Room-temperature magnetic refrigeration using the Ericsson cycle relies on materials with a large, nearly constant magnetocaloric (MC) effect over a wide temperature range. Here, we examine the MC properties of biphasic composite systems made from Fe–Cr–Si–B amorphous alloys. The precursor compositions, Fe_68.8Cr_11.2Si₆B₁₄ and Fe_70.4Cr_9.6Si₆B₁₄, show a second-order magnetic phase transition with values of the Curie temperature (TC) close to 290 K and 340 K, respectively. Analysis of critical exponents reveals that both alloys display intermediate critical behavior, between mean-field and three-dimensional Heisenberg universality classes. Guided by the individual isothermal magnetic entropy change versus temperature curves, we have designed a composite by combining the two alloys in proportions that yield a nearly constant entropy change, achieving |ΔS_comp| ≈ 1.8 J kg^-1 K^-1 for a magnetic field change of µ₀ΔH = 5 T. This table-like behavior persists over a temperature range of about 50 K, as determined by the TC values of the parent alloys.
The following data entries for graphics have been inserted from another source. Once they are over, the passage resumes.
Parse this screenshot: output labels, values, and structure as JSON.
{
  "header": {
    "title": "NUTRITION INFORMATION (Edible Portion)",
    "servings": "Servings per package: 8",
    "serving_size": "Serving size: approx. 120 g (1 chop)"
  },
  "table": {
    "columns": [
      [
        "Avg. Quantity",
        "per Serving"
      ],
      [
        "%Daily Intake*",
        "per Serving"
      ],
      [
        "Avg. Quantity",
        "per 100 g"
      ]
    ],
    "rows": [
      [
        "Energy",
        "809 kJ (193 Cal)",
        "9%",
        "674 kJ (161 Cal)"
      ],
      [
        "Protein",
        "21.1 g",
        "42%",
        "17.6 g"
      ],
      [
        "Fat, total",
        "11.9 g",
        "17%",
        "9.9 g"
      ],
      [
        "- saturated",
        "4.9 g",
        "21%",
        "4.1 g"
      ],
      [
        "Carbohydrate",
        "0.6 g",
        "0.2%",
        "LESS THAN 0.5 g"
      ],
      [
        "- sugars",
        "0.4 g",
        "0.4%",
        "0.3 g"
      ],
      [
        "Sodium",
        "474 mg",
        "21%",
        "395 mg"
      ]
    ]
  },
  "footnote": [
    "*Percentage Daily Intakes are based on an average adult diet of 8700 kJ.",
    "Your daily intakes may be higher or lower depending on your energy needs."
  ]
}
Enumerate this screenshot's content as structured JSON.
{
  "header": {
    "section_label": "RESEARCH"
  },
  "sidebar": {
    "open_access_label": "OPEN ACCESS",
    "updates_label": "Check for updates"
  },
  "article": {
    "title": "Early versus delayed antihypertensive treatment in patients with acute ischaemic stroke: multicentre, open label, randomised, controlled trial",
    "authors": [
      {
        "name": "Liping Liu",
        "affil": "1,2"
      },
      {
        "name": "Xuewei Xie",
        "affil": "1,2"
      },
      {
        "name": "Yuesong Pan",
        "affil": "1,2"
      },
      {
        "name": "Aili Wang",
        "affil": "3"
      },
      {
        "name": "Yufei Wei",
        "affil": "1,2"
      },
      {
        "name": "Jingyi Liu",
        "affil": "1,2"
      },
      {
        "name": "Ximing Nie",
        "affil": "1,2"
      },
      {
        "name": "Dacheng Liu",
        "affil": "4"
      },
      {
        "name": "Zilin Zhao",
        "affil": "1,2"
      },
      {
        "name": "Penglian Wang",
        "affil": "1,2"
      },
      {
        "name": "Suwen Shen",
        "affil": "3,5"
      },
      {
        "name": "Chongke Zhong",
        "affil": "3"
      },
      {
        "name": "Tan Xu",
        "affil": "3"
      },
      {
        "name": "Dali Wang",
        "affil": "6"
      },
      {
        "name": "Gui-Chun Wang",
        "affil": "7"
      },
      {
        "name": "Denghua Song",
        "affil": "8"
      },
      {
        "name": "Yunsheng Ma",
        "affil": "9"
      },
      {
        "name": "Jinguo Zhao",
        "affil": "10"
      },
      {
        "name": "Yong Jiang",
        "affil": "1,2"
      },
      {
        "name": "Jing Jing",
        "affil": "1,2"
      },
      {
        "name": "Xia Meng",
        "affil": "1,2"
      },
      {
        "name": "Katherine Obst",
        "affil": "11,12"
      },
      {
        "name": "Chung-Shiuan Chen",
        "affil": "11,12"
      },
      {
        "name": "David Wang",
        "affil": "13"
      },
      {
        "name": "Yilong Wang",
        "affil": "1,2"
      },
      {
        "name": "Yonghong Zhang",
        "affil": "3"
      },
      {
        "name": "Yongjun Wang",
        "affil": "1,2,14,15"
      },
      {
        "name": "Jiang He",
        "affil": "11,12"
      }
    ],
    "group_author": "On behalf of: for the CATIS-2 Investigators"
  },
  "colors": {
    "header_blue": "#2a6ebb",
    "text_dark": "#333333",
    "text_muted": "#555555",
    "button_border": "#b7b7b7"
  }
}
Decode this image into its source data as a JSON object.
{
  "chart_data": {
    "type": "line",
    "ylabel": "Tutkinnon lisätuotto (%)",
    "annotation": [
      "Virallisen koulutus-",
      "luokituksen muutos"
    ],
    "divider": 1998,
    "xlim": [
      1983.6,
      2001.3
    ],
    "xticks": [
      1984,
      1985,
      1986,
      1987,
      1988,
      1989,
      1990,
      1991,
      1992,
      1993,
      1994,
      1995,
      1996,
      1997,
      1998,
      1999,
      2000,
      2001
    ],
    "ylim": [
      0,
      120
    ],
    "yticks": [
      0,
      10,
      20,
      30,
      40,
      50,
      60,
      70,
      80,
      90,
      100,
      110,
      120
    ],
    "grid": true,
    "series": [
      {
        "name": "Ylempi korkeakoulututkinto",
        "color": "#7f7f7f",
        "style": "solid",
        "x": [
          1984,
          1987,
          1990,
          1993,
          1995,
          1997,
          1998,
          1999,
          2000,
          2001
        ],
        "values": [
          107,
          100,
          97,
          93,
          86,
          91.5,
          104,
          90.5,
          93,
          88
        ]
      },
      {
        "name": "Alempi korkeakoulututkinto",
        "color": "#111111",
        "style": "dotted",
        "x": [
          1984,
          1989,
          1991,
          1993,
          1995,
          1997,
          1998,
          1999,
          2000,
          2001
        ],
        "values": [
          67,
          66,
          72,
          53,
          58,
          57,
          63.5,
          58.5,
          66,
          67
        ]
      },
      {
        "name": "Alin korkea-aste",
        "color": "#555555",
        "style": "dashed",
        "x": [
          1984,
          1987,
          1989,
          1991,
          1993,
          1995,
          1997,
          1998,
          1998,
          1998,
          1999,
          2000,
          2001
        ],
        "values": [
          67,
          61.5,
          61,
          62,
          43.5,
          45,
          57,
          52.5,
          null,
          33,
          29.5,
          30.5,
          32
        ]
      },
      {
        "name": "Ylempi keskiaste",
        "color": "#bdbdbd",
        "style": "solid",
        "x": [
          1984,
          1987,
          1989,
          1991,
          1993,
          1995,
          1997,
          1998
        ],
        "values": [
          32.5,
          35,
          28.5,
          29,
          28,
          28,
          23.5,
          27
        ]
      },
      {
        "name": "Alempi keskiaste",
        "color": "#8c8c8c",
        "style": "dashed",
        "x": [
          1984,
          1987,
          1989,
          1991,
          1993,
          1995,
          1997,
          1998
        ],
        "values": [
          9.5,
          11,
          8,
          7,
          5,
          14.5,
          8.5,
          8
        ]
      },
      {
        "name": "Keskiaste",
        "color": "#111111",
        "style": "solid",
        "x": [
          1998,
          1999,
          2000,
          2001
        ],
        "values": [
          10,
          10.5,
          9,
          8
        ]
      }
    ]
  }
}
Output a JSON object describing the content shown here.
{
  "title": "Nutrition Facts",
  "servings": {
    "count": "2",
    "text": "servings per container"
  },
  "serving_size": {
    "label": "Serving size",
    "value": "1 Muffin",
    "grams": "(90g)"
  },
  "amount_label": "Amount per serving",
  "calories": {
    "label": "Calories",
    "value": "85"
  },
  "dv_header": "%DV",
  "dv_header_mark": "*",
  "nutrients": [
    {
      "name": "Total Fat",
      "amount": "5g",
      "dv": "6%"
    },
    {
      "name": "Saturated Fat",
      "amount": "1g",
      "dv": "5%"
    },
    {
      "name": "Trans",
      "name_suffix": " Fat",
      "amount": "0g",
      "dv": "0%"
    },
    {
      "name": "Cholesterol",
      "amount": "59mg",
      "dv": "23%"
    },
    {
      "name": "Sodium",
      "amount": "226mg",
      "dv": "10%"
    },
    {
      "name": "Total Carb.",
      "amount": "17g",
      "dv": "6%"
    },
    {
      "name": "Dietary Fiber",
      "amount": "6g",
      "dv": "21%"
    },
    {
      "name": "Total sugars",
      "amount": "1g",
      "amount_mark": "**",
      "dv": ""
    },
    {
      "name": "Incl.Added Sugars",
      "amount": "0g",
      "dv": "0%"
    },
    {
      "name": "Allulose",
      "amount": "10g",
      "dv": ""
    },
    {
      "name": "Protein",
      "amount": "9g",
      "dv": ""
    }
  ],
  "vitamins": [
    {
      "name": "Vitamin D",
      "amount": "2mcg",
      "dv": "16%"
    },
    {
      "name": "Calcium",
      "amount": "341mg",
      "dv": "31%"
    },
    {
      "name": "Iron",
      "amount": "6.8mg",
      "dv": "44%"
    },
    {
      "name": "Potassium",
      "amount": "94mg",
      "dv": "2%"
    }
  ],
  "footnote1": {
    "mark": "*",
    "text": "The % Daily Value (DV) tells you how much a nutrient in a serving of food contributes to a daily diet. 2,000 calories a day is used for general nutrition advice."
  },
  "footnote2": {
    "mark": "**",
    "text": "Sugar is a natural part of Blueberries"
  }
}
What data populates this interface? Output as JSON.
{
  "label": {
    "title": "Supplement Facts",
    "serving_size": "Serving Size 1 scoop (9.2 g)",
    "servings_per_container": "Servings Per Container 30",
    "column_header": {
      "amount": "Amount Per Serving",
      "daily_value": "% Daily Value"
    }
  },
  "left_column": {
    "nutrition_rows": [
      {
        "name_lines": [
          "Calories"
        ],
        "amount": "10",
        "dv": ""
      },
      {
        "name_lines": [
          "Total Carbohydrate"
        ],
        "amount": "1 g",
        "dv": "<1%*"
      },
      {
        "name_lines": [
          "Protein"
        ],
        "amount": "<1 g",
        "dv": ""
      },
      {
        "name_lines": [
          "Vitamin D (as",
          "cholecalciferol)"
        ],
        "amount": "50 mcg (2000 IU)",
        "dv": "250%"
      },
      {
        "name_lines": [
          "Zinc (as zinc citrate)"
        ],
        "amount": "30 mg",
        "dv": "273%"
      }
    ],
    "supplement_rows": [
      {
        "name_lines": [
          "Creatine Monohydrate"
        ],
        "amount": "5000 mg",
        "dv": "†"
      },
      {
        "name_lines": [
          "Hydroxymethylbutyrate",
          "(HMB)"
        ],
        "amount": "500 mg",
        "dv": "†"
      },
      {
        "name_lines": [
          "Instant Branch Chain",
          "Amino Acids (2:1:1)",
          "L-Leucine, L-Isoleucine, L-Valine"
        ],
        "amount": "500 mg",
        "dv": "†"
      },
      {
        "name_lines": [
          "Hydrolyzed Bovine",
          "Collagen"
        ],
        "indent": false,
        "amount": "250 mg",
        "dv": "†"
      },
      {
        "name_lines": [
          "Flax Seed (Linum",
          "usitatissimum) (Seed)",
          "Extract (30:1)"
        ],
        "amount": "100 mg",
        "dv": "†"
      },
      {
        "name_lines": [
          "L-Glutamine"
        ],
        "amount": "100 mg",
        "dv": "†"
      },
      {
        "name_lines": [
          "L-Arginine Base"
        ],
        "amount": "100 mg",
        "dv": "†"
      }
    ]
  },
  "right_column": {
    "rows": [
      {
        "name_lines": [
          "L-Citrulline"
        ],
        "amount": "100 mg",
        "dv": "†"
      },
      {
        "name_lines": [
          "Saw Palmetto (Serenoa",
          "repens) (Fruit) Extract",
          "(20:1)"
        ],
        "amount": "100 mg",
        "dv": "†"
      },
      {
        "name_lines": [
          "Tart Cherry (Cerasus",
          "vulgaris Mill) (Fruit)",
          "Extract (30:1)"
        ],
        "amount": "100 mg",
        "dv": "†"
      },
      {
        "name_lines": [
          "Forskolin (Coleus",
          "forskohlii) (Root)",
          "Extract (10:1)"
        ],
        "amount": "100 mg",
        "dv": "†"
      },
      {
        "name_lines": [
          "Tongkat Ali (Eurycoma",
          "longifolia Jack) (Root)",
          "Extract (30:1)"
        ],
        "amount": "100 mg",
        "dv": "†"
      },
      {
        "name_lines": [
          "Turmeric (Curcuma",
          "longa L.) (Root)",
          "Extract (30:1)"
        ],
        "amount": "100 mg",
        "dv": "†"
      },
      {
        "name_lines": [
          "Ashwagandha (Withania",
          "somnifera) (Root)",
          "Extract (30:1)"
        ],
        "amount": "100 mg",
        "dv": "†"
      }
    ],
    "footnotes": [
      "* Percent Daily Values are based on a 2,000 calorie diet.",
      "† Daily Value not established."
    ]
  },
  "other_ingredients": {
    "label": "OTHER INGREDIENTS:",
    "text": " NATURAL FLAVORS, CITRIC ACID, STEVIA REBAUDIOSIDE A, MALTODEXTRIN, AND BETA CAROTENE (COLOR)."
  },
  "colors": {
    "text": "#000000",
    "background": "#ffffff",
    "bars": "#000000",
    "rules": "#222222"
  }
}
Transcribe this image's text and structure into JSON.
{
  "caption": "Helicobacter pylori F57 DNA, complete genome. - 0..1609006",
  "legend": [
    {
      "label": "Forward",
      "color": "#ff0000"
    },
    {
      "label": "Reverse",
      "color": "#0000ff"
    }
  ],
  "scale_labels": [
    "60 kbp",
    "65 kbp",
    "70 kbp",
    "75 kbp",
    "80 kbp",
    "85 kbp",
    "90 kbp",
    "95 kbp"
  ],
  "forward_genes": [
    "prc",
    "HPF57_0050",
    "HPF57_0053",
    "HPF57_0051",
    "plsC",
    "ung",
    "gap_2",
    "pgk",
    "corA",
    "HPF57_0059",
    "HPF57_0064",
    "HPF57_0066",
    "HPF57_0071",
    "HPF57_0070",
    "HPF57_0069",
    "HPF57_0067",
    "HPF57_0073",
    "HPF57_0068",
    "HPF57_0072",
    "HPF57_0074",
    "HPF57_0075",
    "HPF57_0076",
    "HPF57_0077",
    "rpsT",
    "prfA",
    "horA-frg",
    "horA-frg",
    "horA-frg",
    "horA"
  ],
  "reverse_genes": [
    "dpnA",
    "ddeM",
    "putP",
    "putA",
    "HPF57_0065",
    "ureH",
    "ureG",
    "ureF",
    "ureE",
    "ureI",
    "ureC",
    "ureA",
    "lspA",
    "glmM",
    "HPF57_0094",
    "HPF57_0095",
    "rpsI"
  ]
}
We also assessed the effective refrigerant capacity (RC_eff) and temperature-averaged entropy change (TEC) for the composite. The customized MC response delivers a competitive RC_eff (87 J kg^-1 at µ₀ΔH = 5 T) and a TEC that is almost independent of the operating temperature range. This shows that rational design of Fe- based amorphous composites provides an adaptable solution for Ericsson-cycle magnetic refrigeration by balancing performance, operating temperature, and material cost.